Some good places to buy and get information on different types of grass are Rose Agriseed and Pawnee Butte Seed
A good watering schedule (deep and infrequent), along with proper feeding and good mowing practices (mulch mow, keep grass long, never mow more than 1/3 the length) will help you get a thick green lawn.
I screwed up the html. Seedland.com is another place to look for seeds.
Seed in the fall.
In the mean time, use the search function here to learn the many tricks of the trade contained in this forum's Frequently asked questions and archives.

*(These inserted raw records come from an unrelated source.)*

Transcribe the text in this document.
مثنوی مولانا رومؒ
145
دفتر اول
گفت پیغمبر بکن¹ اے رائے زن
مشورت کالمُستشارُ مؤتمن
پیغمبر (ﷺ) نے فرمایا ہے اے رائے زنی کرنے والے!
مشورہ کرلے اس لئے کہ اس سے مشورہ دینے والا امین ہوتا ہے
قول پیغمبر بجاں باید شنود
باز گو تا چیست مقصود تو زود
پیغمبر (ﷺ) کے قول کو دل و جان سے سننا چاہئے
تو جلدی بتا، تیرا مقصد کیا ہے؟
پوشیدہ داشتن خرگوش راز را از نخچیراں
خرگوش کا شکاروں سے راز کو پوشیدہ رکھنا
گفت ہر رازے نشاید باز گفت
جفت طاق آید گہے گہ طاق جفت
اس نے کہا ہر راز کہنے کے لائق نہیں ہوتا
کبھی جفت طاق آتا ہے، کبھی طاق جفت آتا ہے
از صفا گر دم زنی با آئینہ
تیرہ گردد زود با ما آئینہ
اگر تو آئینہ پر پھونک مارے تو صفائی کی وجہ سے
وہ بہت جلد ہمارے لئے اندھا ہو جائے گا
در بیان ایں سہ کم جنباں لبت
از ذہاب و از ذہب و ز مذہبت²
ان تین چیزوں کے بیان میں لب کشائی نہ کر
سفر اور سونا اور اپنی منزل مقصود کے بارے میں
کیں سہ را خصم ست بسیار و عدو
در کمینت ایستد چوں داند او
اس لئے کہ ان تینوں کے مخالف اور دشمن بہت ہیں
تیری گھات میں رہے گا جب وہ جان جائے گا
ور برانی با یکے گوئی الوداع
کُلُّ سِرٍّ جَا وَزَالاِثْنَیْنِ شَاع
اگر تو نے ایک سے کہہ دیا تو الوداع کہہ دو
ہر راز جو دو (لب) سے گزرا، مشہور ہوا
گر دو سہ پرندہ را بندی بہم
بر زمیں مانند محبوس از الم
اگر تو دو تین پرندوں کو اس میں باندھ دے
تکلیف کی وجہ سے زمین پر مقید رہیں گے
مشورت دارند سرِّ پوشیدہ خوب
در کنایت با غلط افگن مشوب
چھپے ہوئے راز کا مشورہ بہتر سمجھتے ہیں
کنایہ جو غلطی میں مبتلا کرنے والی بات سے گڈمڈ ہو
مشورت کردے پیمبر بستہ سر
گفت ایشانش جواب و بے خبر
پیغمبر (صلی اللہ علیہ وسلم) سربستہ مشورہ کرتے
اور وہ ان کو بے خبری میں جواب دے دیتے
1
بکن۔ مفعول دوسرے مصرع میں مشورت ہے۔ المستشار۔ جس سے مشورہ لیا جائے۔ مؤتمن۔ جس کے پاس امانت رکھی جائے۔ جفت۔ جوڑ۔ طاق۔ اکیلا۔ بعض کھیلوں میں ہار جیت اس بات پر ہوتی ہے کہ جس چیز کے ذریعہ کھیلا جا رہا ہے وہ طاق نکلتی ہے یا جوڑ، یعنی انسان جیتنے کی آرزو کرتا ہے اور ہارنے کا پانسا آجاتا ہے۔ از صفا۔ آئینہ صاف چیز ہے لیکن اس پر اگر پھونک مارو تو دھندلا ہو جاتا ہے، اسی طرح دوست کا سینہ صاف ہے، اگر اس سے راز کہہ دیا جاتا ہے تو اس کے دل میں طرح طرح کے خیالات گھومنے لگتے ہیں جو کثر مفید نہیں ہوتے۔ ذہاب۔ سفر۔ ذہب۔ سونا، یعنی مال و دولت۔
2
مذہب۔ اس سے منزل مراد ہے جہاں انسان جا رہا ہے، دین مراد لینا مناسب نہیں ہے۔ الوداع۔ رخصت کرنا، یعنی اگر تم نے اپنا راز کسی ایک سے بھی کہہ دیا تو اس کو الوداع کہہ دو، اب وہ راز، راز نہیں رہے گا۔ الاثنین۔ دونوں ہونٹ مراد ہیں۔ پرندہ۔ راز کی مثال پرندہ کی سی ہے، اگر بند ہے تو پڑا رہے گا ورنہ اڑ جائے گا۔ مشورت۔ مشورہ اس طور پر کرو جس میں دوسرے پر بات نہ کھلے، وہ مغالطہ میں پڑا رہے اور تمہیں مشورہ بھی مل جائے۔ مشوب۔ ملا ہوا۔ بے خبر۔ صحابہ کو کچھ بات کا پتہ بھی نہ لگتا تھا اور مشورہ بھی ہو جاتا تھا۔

There is so much that will make your new project easier and more successful you can't even believe it. But, you have to do a crash course on lawn growing 101 if you want to have that greener thicker lawn you say you want.
The good news its mostly knowing and following some simple basics CONSISTENTLY.
I agree with the two previous entries.
But also...I suggest using the aerator as a 'tool' merely to 'lift' soil up to the surface, maybe as many as two passes over a moist lawn, after it's been mowed short (to reduce interference w/ equipment & increase user visability).
And then....once all of the soil cores all over the lawn have dried to a large extent, use a genuine SLICE SEEDER to cut vertically into the soil, and drop the grass seed into those cuts, while at the same time pulverizing all of those aforementioned soil cores.
I myself like to implement the use of endomycorrhyzae spores when I 'dissect' lawns like this...but doing so pretty much neccessitates the lawn-owner to a PERMANENT shift toward ALL ORGANICS in terms of turf food & weed control, or else the beneficial spores will likely die for the lack of protein that needs to be spoonfed to them, in the manner that corn meal (etc) does.
A good, successful seed job is all about SEED TO SOIL CONTACT, first and foremost !
Generally, other considerations to think about, are erosion potential (both wind and water), weed invasiveness potential, moisture loss potential, and the length of time to mature before freeze / frost cycles begin.